Спецбригада дошла до того места, которое в городе называют Высоким берегом. Все здесь было разрыто, как будто только вчера кончились бои. Траншеи еще не были засыпаны землей. Часто попадались столбики, к которым были прибиты маленькие таблички, на вид точно такие же, как стоят на бульварах со всякими там строгими предупреждениями: «Не рвать цветы!», «Не мять траву!» Только кругом не было ни травы, ни цветов и на табличках было одно лишь слово: «Разминировано». То тут, то там поднимались небольшие холмы. Но когда я подходил ближе, то оказывалось, что это не холмы, а дзоты. Какие жестокие шли здесь бои! А вот теперь тихо-тихо. Даже как-то странно…
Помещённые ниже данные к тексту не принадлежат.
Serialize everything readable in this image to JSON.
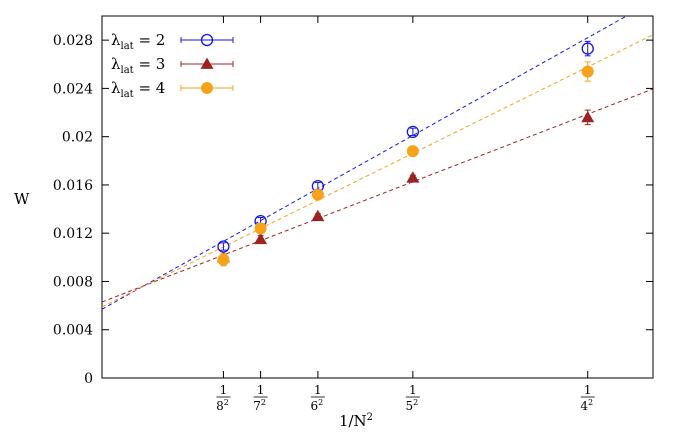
{
  "chart_data": {
    "type": "scatter",
    "xlabel_base": "1/N",
    "xlabel_exp": "2",
    "ylabel": "W",
    "xlim": [
      0.0,
      0.0709
    ],
    "ylim": [
      0,
      0.03
    ],
    "yticks": [
      "0",
      "0.004",
      "0.008",
      "0.012",
      "0.016",
      "0.02",
      "0.024",
      "0.028"
    ],
    "yticks_values": [
      0,
      0.004,
      0.008,
      0.012,
      0.016,
      0.02,
      0.024,
      0.028
    ],
    "xticks": [
      {
        "num": "1",
        "den_base": "8",
        "den_exp": "2",
        "value": 0.015625
      },
      {
        "num": "1",
        "den_base": "7",
        "den_exp": "2",
        "value": 0.020408
      },
      {
        "num": "1",
        "den_base": "6",
        "den_exp": "2",
        "value": 0.027778
      },
      {
        "num": "1",
        "den_base": "5",
        "den_exp": "2",
        "value": 0.04
      },
      {
        "num": "1",
        "den_base": "4",
        "den_exp": "2",
        "value": 0.0625
      }
    ],
    "legend_position": "top-left",
    "series": [
      {
        "legend_lambda": "λ",
        "legend_sub": "lat",
        "legend_eq": " = 2",
        "marker": "open-circle",
        "color": "#1515e0",
        "x": [
          0.015625,
          0.020408,
          0.027778,
          0.04,
          0.0625
        ],
        "y": [
          0.0109,
          0.013,
          0.0159,
          0.0204,
          0.0273
        ],
        "yerr": [
          0.0003,
          0.0003,
          0.0003,
          0.0003,
          0.0006
        ],
        "fit": {
          "slope": 0.36,
          "intercept": 0.0057
        }
      },
      {
        "legend_lambda": "λ",
        "legend_sub": "lat",
        "legend_eq": " = 3",
        "marker": "filled-triangle",
        "color": "#9b2323",
        "x": [
          0.015625,
          0.020408,
          0.027778,
          0.04,
          0.0625
        ],
        "y": [
          0.01,
          0.0115,
          0.0134,
          0.0166,
          0.0216
        ],
        "yerr": [
          0.0002,
          0.0003,
          0.0002,
          0.0002,
          0.0006
        ],
        "fit": {
          "slope": 0.249,
          "intercept": 0.0063
        }
      },
      {
        "legend_lambda": "λ",
        "legend_sub": "lat",
        "legend_eq": " = 4",
        "marker": "filled-circle",
        "color": "#f7a21b",
        "x": [
          0.015625,
          0.020408,
          0.027778,
          0.04,
          0.0625
        ],
        "y": [
          0.0098,
          0.0124,
          0.0152,
          0.0188,
          0.0254
        ],
        "yerr": [
          0.0005,
          0.0004,
          0.0003,
          0.0003,
          0.0008
        ],
        "fit": {
          "slope": 0.318,
          "intercept": 0.0059
        }
      }
    ]
  }
}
Я так задумался, что перестал следить за нашей спецбригадой. А она вдруг исчезла куда-то. Уж не спряталась ли в какую-нибудь траншею.

— Смелый, ты не видел? — спросил я.

Но он в ответ лишь споткнулся и чуть не полетел в глубокую воронку от бомбы.

Дойдя до самого обрыва, я понял, куда исчезли ребята. Они спустились вниз, к морю, по узкой каменистой тропинке. Спускаться за ними было нельзя: я бы тут же выдал себя. Тогда я на животе подполз к самому краю обрыва, свесил голову вниз и только было собрался наблюдать, как вдруг один довольно увесистый камешек сорвался вниз и тут же послышался голос Вано:

— Ой, что это?

«Прямое попадание!» — подумал я.

Хотел отползти от края обрыва, но тут же целый град камней, задетых мною, посыпался вниз.

Вано взбежал по каменистой тропинке наверх, чтобы узнать, кто это обстреливает спецбригаду. И увидел нас со Смелым.

Но он почему-то вовсе не удивился, а даже обрадовался:

— Иди, Сашка, сюда! Иди! — и потянул меня за руку.

Мы стали спускаться по тропинке. Вано все торопил меня, тянул и тянул.

— Да тише ты, мы же собаку задушим! — крикнул я, потому что веревочный поводок натянулся, как струна: Смелый отставал.

На берегу я увидел небольшой памятник. Он был сделан из серого гранита. Волны докатывались до него. Они еле-еле, очень осторожно и бережно касались гранитного подножия. И тут же откатывались назад. На сером камне было высечено: «Здесь в 1942 году сражались с фашистами и погибли смертью героев отважные воины из батальона старшего лейтенанта Михайлова».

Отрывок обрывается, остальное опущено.